Encoding video can put a lot of strain on your processor. With our 7th generation i7, we were often seeing 20 to 30% CPU utilization just for encoding. Some consumers expressed interest at the Cam Link so that they could overlay their face while streaming games played on their PC. However, remember that running this capture card will slow down your computer, and potentially affect your gaming performance. If you plan to use the card with any other demanding application in the background, make sure that your computer can handle the additional load.

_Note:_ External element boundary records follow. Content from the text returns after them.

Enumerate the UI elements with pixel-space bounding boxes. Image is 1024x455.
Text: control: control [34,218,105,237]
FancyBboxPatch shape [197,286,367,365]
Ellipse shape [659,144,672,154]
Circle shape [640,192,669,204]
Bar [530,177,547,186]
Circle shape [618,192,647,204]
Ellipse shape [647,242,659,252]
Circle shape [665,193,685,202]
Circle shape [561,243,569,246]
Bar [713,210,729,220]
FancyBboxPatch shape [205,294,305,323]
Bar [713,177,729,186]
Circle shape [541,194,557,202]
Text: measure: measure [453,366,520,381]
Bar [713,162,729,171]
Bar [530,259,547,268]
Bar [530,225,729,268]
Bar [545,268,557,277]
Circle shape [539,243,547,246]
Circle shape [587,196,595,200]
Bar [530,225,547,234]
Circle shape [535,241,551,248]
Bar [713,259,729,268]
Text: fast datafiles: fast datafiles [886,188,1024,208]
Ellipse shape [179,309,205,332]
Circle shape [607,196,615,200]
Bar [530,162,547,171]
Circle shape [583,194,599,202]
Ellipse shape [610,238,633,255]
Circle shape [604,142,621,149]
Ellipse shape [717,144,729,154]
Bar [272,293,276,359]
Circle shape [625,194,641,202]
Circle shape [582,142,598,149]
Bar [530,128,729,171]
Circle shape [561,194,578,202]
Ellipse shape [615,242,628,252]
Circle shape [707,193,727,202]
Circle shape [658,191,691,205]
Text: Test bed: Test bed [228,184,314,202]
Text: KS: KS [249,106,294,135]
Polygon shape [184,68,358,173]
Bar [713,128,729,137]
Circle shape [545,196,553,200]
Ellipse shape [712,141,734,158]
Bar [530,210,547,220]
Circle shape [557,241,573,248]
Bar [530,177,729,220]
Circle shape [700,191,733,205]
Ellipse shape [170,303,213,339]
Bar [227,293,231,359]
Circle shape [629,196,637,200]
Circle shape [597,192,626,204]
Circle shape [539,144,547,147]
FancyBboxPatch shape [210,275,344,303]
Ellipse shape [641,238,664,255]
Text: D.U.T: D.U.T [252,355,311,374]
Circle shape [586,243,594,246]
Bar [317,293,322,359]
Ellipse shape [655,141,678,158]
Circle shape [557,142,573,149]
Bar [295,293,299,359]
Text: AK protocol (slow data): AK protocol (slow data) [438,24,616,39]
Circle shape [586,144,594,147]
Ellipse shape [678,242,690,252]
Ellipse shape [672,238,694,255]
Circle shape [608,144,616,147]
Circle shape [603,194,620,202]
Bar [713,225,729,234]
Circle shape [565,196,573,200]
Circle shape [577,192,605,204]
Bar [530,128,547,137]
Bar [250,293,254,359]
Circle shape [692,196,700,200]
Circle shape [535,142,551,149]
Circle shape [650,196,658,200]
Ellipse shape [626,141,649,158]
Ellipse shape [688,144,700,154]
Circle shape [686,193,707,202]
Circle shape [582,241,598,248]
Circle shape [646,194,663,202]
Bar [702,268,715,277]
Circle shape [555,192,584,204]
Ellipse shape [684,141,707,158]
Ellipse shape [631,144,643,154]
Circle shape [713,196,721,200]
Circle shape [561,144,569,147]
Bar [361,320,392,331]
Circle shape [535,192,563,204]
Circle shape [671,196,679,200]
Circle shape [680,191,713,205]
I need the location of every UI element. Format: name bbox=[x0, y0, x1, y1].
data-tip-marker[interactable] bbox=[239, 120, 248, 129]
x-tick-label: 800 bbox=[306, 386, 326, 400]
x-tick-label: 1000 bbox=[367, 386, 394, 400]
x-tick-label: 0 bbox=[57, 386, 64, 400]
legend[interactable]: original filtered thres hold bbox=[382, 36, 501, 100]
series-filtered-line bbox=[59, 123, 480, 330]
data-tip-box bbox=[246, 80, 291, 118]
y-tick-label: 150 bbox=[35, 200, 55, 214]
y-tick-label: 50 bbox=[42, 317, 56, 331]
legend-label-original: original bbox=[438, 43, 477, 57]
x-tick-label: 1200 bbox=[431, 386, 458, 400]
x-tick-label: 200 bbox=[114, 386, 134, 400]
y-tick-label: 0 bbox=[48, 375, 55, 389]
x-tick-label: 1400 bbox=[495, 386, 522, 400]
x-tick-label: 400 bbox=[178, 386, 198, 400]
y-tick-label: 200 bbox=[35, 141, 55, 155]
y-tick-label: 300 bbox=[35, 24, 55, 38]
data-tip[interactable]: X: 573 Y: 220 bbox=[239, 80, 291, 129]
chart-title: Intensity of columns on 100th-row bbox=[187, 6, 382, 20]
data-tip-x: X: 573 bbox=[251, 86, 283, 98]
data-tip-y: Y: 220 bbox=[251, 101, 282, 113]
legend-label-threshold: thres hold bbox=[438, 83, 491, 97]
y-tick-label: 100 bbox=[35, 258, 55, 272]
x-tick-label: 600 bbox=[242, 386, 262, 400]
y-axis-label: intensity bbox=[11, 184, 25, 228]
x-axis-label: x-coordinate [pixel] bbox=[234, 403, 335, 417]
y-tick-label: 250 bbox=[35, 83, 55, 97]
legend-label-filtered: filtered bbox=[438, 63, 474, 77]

The Elgato Cam Link might not be as feature rich as the stream deck, nor does it come with the advanced software suite found with their PCIe capture cards. If those are desirable to you, then you’re better off with one of Elgato’s more premium options. The Cam Link is an inexpensive, easy to use way to convert your existing camera into a web cam. Whether you’re looking to record live video directly into the editing suite of your choice, or if you just want to improve the video quality on your next skype call, the Cam Link is for you. You still get the performance and video quality of their high end cards, just without all of the bells and whistles.
1 thought on “Elgato Cam Link Review – Compact HDMI Capture Device”
Thank you for the review!
I was wondering why my CPU fans kicked in when I hooked up the camera, do you think it will ease on the CPU if I switched the camera to the cropped sensor mode instead of full-frame? (less data)
Do they have other cards that does the processing within the external unit instead of the computer’s CPU?